The Rediscovering Rachmaninoff Festival finishes up this weekend, when Leonard Slatkin leads the PSO in Rachmaninoff’s Symphonic Dances, Vocalise and Piano Concerto No. 3 with Denis Matsuev, Friday through Sunday.
Piano Concerto No. 3
Rachmaninoff’s third piano concerto is one of my favorite pieces of Rachmaninoff’s, and it’s full of haunting passages that to me are very psychological. This is one argument I would make to put Rachmaninoff as a 20th-century composer, rather than an anachronistic representative of the bygone Romantic era. An example of what I mean is passages where the pianist is playing chords that steadily creep up, but happening simultaneously are quick chromatic runs that drag the pianist in the other direction. So, you’ve got the steady creeping up battling the insane notes skittering down into the abyss. This up versus down tension is an incredibly simple yet powerful idea and composers have always used it to great effect. There are also many quick passages where the piano or a solo instrument plays a melody that quickly fades into silence; this piece is full of utterances. In the third movement, there’s a melody fraught with tritones, giving an eerie veneer to an otherwise positive melody.
The cadenzas (solo parts that really showcase the pianist) are incredible in the concerto, and feature giant crashing chords that careen crazily. There are two versions of the cadenza, and I do not know which Matsuev will perform, but they’re both great.
The concerto is wildly difficult, and there is a lot for the pianist to do. However, unlike many concertos, the difficulty’s not just for show; it always serves an expressive purpose. Complicated, arpeggiated textures aren’t there for to impress, they’re there to roil and leave you unsettled. Other times, those figures are just there for beauty and to accompany solo instruments. And, while this is a piano concerto, there are plenty of wonderful parts for the orchestra. And, the orchestra is an important player in this concerto. In a lot of recordings of this concerto, I’ve felt the conductor has been too passive in allowing the pianist to take over. Leonard Slatkin, however, always gives very detailed, thoughtful performances, and so I expect we’ll hear a piece of music with arguments and emotion, rather than simply a showcase of Denis Matsuev (as if that would be a bad thing!).
Another thing I find interesting and “psychological” is the fact that the opening theme on the piano comes back so many times. That in itself isn’t interesting — it’s standard operating procedure — but it’s interesting that the first movement ends with that theme, but it hasn’t been transformed. After 15 or so minutes, you’re back at where you started, and all of the argument and angry chords haven’t solved anything. The first movement ends somewhat abruptly, with a question mark. That theme comes back, again unchanged from the very beginning of the concerto, several minutes into the third movement, which starts out triumphantly.

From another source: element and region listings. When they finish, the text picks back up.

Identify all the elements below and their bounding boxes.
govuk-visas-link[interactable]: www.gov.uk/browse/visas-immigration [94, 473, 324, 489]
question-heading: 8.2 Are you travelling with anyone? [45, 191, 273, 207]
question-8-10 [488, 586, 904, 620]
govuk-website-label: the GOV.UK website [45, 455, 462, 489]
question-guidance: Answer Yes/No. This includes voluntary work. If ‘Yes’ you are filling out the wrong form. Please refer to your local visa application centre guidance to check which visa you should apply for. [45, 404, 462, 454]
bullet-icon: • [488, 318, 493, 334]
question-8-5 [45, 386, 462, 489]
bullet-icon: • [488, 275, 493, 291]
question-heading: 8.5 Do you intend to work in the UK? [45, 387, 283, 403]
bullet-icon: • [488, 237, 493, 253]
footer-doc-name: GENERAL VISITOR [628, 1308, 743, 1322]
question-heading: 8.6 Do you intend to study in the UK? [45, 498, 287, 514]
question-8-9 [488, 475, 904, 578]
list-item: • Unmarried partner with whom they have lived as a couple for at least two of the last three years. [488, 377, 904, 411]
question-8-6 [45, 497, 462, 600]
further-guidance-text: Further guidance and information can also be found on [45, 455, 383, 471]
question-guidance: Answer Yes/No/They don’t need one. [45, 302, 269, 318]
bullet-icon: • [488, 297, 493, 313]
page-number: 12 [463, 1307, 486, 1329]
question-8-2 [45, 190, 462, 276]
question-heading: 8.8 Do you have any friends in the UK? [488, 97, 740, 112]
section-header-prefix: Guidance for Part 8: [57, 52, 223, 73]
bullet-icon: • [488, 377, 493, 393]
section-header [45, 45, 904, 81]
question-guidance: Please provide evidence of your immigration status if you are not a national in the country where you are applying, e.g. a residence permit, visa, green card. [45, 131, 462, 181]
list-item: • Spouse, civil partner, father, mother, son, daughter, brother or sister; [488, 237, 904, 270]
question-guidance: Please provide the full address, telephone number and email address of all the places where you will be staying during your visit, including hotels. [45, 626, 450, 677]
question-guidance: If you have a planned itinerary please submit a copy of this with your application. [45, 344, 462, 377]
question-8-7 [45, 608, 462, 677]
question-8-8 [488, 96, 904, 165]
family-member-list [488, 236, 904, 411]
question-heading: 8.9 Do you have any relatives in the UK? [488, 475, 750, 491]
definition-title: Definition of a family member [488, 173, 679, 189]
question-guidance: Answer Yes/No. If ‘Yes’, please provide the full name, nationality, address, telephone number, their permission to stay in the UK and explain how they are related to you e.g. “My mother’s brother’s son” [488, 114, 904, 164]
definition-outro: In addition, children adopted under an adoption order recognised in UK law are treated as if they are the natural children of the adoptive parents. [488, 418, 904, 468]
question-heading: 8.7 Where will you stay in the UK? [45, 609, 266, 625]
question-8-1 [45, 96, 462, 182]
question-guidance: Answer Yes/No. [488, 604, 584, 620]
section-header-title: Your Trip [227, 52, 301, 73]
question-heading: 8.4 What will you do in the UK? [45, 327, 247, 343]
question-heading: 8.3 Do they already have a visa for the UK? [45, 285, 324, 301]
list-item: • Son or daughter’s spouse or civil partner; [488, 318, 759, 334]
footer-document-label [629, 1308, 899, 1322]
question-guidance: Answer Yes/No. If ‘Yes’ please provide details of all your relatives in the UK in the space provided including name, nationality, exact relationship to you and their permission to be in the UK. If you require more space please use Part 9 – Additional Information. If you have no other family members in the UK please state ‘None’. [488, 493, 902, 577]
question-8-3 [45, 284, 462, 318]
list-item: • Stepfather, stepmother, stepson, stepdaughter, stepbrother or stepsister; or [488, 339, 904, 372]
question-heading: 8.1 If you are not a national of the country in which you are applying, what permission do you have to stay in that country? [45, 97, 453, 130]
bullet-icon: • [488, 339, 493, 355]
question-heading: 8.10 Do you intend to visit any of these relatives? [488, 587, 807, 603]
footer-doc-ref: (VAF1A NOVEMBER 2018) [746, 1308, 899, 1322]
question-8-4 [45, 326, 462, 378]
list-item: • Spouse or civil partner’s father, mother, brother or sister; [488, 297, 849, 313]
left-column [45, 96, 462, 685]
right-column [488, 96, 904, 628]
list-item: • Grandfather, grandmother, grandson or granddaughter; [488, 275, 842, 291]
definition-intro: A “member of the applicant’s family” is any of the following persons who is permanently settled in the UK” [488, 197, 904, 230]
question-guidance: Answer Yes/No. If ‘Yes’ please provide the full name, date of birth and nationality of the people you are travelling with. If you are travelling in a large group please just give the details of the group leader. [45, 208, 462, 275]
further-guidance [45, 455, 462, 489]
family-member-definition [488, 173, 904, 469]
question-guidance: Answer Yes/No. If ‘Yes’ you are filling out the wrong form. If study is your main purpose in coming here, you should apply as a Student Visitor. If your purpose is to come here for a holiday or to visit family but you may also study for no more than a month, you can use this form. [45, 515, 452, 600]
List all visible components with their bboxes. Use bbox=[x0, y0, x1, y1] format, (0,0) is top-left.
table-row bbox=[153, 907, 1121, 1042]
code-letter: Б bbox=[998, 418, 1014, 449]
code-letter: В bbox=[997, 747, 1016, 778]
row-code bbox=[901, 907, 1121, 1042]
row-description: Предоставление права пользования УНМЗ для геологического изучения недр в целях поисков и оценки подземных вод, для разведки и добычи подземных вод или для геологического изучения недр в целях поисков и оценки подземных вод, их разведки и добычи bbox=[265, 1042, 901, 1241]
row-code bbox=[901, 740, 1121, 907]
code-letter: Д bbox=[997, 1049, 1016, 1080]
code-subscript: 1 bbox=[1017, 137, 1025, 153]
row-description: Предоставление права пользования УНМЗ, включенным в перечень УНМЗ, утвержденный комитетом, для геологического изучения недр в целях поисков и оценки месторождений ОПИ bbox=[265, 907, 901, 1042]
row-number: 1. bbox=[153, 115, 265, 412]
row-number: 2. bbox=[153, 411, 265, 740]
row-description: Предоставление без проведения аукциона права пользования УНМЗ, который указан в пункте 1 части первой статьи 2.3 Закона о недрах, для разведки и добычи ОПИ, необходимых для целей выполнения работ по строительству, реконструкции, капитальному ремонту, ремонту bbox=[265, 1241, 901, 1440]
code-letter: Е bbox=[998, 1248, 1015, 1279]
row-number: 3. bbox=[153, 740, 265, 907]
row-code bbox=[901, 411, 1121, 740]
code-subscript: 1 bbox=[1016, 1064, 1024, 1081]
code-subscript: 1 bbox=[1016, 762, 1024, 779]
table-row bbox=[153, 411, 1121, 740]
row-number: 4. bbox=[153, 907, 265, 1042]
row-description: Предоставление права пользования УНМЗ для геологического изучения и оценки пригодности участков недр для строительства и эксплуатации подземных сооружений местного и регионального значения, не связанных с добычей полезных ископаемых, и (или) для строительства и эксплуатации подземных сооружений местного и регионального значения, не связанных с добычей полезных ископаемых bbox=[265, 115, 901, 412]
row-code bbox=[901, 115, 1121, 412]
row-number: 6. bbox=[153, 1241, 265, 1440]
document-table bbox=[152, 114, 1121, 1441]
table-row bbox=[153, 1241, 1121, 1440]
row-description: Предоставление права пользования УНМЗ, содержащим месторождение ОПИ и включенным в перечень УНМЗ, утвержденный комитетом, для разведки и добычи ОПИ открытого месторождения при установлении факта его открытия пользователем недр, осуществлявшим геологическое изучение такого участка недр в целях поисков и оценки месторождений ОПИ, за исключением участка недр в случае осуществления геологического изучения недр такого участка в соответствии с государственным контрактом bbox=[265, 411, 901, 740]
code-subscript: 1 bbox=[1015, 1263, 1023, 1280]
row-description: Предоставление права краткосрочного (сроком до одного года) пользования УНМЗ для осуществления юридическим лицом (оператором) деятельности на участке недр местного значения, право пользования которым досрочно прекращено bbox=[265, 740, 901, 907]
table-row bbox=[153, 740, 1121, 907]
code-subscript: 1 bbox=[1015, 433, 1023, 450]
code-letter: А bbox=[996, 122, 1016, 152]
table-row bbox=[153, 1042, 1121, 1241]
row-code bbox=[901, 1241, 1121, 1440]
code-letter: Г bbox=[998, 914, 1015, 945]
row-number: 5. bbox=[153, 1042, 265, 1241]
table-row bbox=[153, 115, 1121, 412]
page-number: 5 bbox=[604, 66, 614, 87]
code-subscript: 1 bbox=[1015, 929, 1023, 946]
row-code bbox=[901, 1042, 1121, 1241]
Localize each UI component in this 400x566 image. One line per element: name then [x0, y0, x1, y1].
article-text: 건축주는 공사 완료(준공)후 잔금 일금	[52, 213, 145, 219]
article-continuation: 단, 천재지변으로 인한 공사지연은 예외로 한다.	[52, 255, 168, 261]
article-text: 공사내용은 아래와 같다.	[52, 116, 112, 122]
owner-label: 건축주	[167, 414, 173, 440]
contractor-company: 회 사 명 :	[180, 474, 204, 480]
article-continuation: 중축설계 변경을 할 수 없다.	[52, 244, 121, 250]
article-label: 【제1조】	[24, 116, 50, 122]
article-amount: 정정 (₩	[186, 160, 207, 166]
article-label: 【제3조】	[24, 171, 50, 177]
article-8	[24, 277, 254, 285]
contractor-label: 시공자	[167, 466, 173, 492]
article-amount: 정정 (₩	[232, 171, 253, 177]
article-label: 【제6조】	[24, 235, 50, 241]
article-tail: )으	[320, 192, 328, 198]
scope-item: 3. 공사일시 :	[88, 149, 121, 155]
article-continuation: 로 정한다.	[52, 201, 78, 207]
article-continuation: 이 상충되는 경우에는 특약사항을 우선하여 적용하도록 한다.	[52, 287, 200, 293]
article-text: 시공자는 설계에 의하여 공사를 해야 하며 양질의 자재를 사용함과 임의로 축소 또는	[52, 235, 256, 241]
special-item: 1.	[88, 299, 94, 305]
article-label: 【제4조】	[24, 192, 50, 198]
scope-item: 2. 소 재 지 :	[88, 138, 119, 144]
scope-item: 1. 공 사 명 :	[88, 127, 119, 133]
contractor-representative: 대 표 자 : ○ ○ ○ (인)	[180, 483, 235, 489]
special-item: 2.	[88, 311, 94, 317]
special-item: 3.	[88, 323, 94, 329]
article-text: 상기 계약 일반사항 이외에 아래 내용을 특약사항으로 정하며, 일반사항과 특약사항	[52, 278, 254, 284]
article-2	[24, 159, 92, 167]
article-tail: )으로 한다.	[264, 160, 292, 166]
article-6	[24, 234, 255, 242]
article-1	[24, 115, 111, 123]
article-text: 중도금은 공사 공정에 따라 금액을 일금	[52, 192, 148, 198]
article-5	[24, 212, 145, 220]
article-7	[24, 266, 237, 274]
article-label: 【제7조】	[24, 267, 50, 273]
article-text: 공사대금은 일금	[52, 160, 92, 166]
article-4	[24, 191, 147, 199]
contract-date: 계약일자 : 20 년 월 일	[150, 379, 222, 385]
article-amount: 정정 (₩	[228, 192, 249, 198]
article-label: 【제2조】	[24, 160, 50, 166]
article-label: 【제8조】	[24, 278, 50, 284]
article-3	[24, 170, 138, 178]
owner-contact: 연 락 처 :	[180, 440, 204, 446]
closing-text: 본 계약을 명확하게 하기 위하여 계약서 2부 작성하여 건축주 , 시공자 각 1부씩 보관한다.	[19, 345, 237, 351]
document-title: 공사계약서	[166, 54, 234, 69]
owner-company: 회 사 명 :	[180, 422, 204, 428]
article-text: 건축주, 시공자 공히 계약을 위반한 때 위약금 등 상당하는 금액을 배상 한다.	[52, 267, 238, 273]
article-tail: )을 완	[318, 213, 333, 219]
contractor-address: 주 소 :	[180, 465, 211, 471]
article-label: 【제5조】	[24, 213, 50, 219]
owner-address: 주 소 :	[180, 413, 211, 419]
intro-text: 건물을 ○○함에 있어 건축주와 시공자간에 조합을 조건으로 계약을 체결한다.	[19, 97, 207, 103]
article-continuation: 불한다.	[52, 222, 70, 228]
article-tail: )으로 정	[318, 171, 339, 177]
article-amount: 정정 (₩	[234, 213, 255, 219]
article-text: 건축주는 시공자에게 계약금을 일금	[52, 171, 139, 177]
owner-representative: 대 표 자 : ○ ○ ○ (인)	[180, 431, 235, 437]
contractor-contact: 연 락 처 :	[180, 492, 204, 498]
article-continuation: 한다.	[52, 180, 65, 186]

This work, another of my favorite Rachmaninoff works, is very poignant, and it is a valedictory work. Rachmaninoff’s music was popular with audiences during his lifetime, though critics thought it was outdated. Rachmaninoff tried unsuccessfully to change his style with the obscure fourth piano concerto, but in Symphonic Dances he wrote what he wanted to write, and wrote how he had always written, despite what critics would say.
This rhythmic work is full of excitement but it also has the characteristic beautiful, slow moments we would expect. The final movement is permeated with the dreaded “Dies irae” theme present in so much of Rachmaninoff’s music, and it’s fascinating to see how Rachmaninoff treated that theme in his final work. (If you don’t know the theme, listen to it here: http://www.youtube.com/watch?v=-fMHms5Cvsw).
So, don't miss the finale of the Rediscovering Rachmaninoff Festival, and hopefully you’ve enjoyed revisiting and reevaluating this composer as much as I have.